Não devemos subestimar os méritos de
tais impostações nem os benefícios que deles recolhe a Igreja ainda
hoje. Aqueles religiosos e religiosas, de fato, fizeram-se mais próximos
às pessoas e, em particular, aos mais desprivilegiados, mostrando uma
face da Igreja mais humilde e fraterna. Não obstante, esta forma de vida
religiosa não parece haver mais futuro, pois quase não atrai mais
vocações.
A quase totalidade das congregações
ativas nascidas no século XIX ou no início do XX se encontra como que
ferida de morte, e seu desaparecimento é somente uma questão de tempo.
As casas generalícias e os grandes conventos são transformados em casas
de repouso para anciãos. Entre 1973 e 1985, 268 congregações francesas
das 369 existentes fecharam o próprio noviciado. A situação atual não
fez que piorar. A auto-secularização minou os fundamentos da vida
religiosa. A crise atingiu sobretudo as formas de vida ativa, e menos
aquelas contemplativas, porque a secularização orientou tudo aquilo que é
religioso em direção à militância ou ao empenho social.
É de notar-se que o militante ou a
pessoa empenhada na atividade social permanece leigo. Eis a segunda
tipologia de pressão exercida sobre a vida religiosa. Para enfrentar o
convite da secularização, o Concílio teve a genial intuição de confiar
esta missão aos leigos. Se eles que possuem a sorte de serem os
protagonistas da sociedade secular, não serão porventura os mais
apropriados para realizar tal dever?

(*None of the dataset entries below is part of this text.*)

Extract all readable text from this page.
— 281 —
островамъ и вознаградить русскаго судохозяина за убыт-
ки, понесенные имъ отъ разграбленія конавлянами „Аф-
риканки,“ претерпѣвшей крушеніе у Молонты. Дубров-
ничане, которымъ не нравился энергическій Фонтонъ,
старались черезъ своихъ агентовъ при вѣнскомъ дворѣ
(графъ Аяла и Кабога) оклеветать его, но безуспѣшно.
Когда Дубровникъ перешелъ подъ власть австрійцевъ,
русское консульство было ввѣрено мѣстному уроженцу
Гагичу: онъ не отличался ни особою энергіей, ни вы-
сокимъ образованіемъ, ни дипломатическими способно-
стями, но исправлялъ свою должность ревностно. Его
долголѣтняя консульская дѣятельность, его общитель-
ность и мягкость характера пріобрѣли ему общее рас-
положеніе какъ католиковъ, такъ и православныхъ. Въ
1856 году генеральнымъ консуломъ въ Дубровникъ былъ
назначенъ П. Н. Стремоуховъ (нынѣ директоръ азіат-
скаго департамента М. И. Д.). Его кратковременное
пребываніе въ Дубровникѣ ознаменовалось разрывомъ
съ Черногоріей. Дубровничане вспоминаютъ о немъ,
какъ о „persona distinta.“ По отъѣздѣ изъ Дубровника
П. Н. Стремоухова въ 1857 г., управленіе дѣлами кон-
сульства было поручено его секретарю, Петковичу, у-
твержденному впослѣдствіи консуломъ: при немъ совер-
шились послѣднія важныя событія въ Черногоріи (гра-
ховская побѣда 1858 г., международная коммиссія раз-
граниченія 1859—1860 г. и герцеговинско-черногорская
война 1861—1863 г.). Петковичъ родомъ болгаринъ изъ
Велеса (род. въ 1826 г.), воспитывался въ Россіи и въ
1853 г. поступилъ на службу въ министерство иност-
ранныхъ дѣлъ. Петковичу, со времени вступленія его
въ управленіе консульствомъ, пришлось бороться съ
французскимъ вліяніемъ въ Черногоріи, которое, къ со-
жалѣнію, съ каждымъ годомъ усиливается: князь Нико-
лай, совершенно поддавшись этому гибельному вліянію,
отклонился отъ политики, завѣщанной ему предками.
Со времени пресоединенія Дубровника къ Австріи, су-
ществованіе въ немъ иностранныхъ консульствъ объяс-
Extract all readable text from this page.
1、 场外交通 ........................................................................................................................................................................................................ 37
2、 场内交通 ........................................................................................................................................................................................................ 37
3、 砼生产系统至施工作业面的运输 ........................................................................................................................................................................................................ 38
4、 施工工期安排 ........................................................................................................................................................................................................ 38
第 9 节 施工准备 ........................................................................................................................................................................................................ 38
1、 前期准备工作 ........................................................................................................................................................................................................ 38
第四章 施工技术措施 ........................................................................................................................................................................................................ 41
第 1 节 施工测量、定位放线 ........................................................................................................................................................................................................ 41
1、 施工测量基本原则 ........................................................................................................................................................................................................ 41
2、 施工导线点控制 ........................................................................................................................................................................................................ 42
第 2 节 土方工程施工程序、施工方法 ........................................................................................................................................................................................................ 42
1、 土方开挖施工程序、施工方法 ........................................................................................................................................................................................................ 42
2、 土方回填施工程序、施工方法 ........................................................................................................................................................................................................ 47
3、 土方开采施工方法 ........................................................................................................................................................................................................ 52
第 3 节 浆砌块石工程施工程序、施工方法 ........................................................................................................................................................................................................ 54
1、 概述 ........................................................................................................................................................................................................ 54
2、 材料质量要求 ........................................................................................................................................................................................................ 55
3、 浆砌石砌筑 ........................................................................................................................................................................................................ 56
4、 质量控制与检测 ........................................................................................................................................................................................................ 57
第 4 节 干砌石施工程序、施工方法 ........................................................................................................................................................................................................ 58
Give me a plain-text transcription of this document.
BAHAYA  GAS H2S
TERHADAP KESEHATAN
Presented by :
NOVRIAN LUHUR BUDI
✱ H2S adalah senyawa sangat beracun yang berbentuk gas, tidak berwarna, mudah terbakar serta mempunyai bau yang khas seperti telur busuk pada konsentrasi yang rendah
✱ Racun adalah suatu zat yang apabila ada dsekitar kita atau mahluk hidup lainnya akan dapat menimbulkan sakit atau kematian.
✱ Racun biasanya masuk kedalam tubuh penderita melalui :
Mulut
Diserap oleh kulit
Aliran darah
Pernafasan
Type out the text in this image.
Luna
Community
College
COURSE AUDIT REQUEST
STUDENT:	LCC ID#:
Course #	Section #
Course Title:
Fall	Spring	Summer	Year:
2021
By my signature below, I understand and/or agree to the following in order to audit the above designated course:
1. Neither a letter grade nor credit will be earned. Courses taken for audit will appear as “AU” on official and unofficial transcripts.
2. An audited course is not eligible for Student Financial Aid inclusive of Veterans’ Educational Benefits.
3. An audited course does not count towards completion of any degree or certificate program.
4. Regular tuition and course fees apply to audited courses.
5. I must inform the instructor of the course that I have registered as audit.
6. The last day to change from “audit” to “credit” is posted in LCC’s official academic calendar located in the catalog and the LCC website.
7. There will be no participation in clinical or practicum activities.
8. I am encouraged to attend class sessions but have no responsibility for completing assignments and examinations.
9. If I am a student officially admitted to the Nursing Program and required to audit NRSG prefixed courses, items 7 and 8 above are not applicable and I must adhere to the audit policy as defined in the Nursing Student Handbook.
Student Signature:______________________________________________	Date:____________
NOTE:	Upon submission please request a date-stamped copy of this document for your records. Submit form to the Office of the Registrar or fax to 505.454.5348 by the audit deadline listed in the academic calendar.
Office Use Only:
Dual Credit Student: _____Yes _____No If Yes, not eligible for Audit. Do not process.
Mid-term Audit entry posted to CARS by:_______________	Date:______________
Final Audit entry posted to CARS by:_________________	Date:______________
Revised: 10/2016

O Vaticano II valorizou a vocação
dos leigos – não digo que a revalorizou, pois uma similar empresa não
houve lugar no passado. Todavia, realmente a valorização do laicato
provocou um tipo de quebramento da vida religiosa “ativa”.
Se esta última, de fato, reconheceu há
tempos a própria identificação com um serviço específico oferecido à
Igreja e à sociedade – como o ensino nas escolas ou o cuidado dos
doentes nos hospitais – com o chamado dos leigos a executarem tais
serviços e a se dedicarem, a vida religiosa ativa perdia sua razão de
ser. Hoje, não é mais necessário passar por uma consagração para
executar os mesmos serviços. Quando nos encontramos em presença de uma
mestra que ensina com paixão ou de uma enfermeira serviçal realmente
decidida em ter uma vida autenticamente cristã, podemos perguntar-se se a
mesma senhora, há cem ou cento e cinquenta anos, não se haveria
apresentado diante da porta de uma daquelas recém nascidas congregações
que evocamos há pouco?
Isto nos conduz à seguinte conclusão:
hoje, mais do que nunca, a vida religiosa não pode ser definida partindo
de uma “função”, mas sim de um modo de ser e de um estilo de vida. Os
dois riscos que acabamos de descrever em forma sintética e – não tenho
dificuldade em acrescentar – sem demasiadas nuances, a
auto-secularização e a valorização do laicato, constituem um perigo para
a vida religiosa. Sua combinação provoca nesta última um tipo de
implosão. Em consequência, a situação atual da vida religiosa, sobretudo
nas Igrejas ocidentais, se apresenta em modo paradoxal. De um lado,
após o Concílio, gozamos das vantagens de uma importante renovação da
teologia da vida religiosa. De outra, assistimos ao colapso de numerosas
congregações, assim como a um florescimento de novas formas de vida
religiosa na primeira metade dos anos setenta.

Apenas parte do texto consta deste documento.